Combining a single-gene diagnostic biomarker with a large language model (LLM) analysis of electronic medical records can substantially improve the diagnosis of lower respiratory tract infections (LRTI) in critically ill adults, according to researchers at UC San Francisco. Their observational study, published in Nature Communications, described how this integrated approach more accurately distinguished infectious from non-infectious causes of respiratory failure than either method alone or than those provided by intensive care unit clinicians at the time of admission. In an independent validation cohort, the model made a correct diagnosis 96% of the time, which could have reduced inappropriate prescribing of antibiotics among the study group by 80% had it been available when the patients were admitted.
“We’ve devised a method that gives results much faster than a culture, and it could be easy to implement in the clinic,” said Chaz Langelier, MD, PhD, an associate professor of medicine at UCSF and senior author of the study. “We’re confident that it could lead to faster diagnosis and curtail the unnecessary use of antibiotics.”
The speed and accuracy of diagnosis for patients admitted to the hospital is important, particularly those who are admitted to the intensive care unit. “Lower respiratory tract infections (LRTI) are a leading cause of mortality and are challenging to diagnose in critically ill patients, as non-infectious causes of respiratory failure can present with similar clinical features,” the researchers wrote. The result of an uncertain diagnosis of whether a patient has an infection is the overprescription of antibiotics, which can lead to adverse effects such as Clostridioides difficile infection or antimicrobial resistance.
To find a way to address this uncertainty, UCSF team addressed integrated two tools that capture different aspects of LRTI. One is a pulmonary transcriptomic biomarker based on the expression of FABP4, a gene involved in inflammatory signaling. The other is the use of the Generative Pre-trained Transformer 4 (GPT-4) LLM, which analyzes clinical notes from the electronic medical record, including admission notes and chest x-ray reports.
FABP4 was identified as an LRTI biomarker by the UCSF researchers in 2023 in patients with acute respiratory failure. Prior studies showed its utility primarily for identifying infection in both adults and children, and across cohorts dominated by bacterial or viral infections. This was significant because it suggested that FABP4 is agnostic to pathogen type. Mechanistically, FABP4 is highly expressed in alveolar macrophages that are depleted during respiratory infections, including bacterial pneumonia and COVID-19. While FABP4 outperformed commonly used clinical biomarkers such as C-reactive protein and procalcitonin, the researchers noted that it alone did not reach the accuracy needed to guide antimicrobial decisions in critically ill patients, a result that led the team to develop the combined approach with the LLM.
In their new work, the investigators analyzed data from two groups of ICU patients with acute respiratory failure. The derivation cohort included 98 patients enrolled before the COVID-19 pandemic, most with bacterial infections. The validation cohort included 59 patients enrolled during the pandemic, most with viral infections. Each diagnostic method alone—FABP4 expression or GPT-4 analysis—correctly classified about 80% of cases. The combined classifier achieved an area under the receiver operating characteristic curve of 0.93 in the derivation cohort and 0.98 in the validation cohort, with diagnostic accuracy of 84% and 96%, respectively. This compared favorably with the accuracy of the admission treating medical team of 72%.
To better understand how the LLM performed, the team compared GPT-4’s analysis of medical records with reviews by physicians specializing in internal medicine and infectious diseases. Both GPT-4 and the physicians had similar levels of accuracy, but the AI placed more emphasis on radiology reports, while physicians focused more on the clinical notes. “It was almost showing a cultural difference, if you can say that about an AI,” said first author Natasha Spottiswoode, MD, an infectious disease physician-scientist at UCSF. “It shows how AI can complement the work physicians do.”
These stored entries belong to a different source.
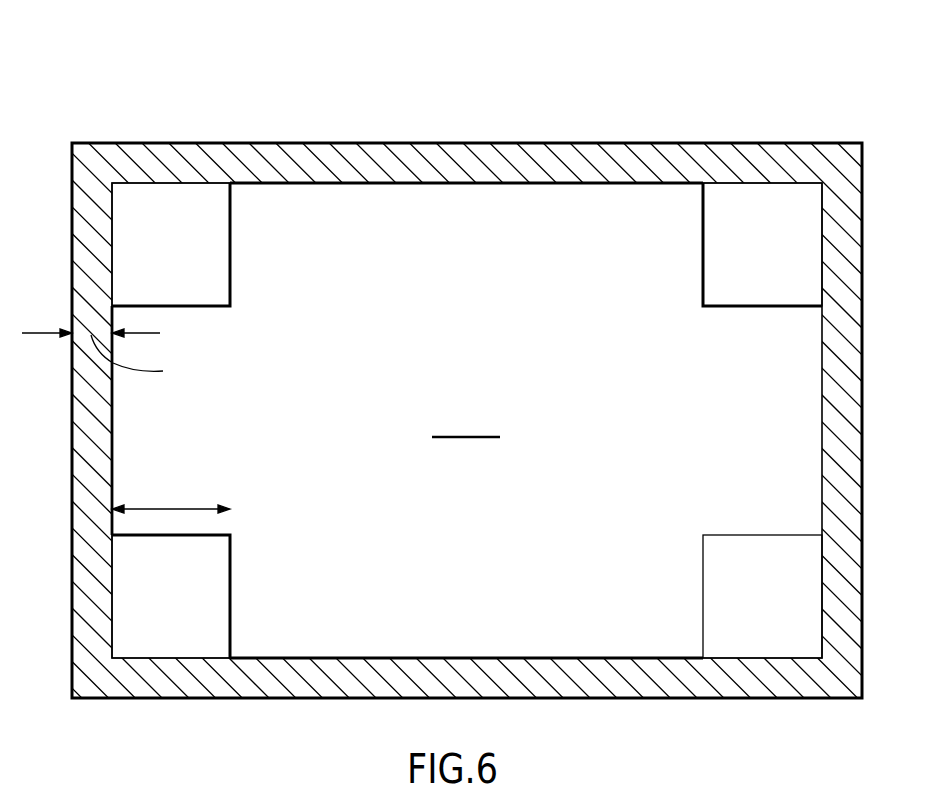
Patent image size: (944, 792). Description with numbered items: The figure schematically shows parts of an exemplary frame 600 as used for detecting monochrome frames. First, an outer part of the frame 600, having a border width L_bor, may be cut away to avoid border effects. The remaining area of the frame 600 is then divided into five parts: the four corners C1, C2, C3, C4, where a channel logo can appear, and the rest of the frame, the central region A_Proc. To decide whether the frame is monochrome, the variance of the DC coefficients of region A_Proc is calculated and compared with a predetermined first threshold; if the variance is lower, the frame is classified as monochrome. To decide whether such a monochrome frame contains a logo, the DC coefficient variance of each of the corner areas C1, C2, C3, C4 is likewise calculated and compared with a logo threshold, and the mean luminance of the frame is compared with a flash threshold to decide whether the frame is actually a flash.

The frame 600 is at (472, 377).
The corner C1 is at (186, 258).
The corner C2 is at (777, 258).
The corner C3 is at (185, 612).
The corner C4 is at (775, 613).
The researchers noted that their method was developed with easy-to-use adoption for other health systems. For this reason, the AI prompts used are published in the study and said they could be run on HIPAA-compliant platforms without specialized computational training. “Using this is unbelievably simple, you don’t have to be a bioinformatician,” said Hoang Van Phan, PhD, another first author.
Next steps include validating the combined biomarker and AI approach as a clinical test in larger cohorts and in prospective studies. Based on the success of this research, the team will now turn their attention to developing a similar tool for sepsis, the number one cause of hospital deaths, and a condition that is notoriously difficult to treat.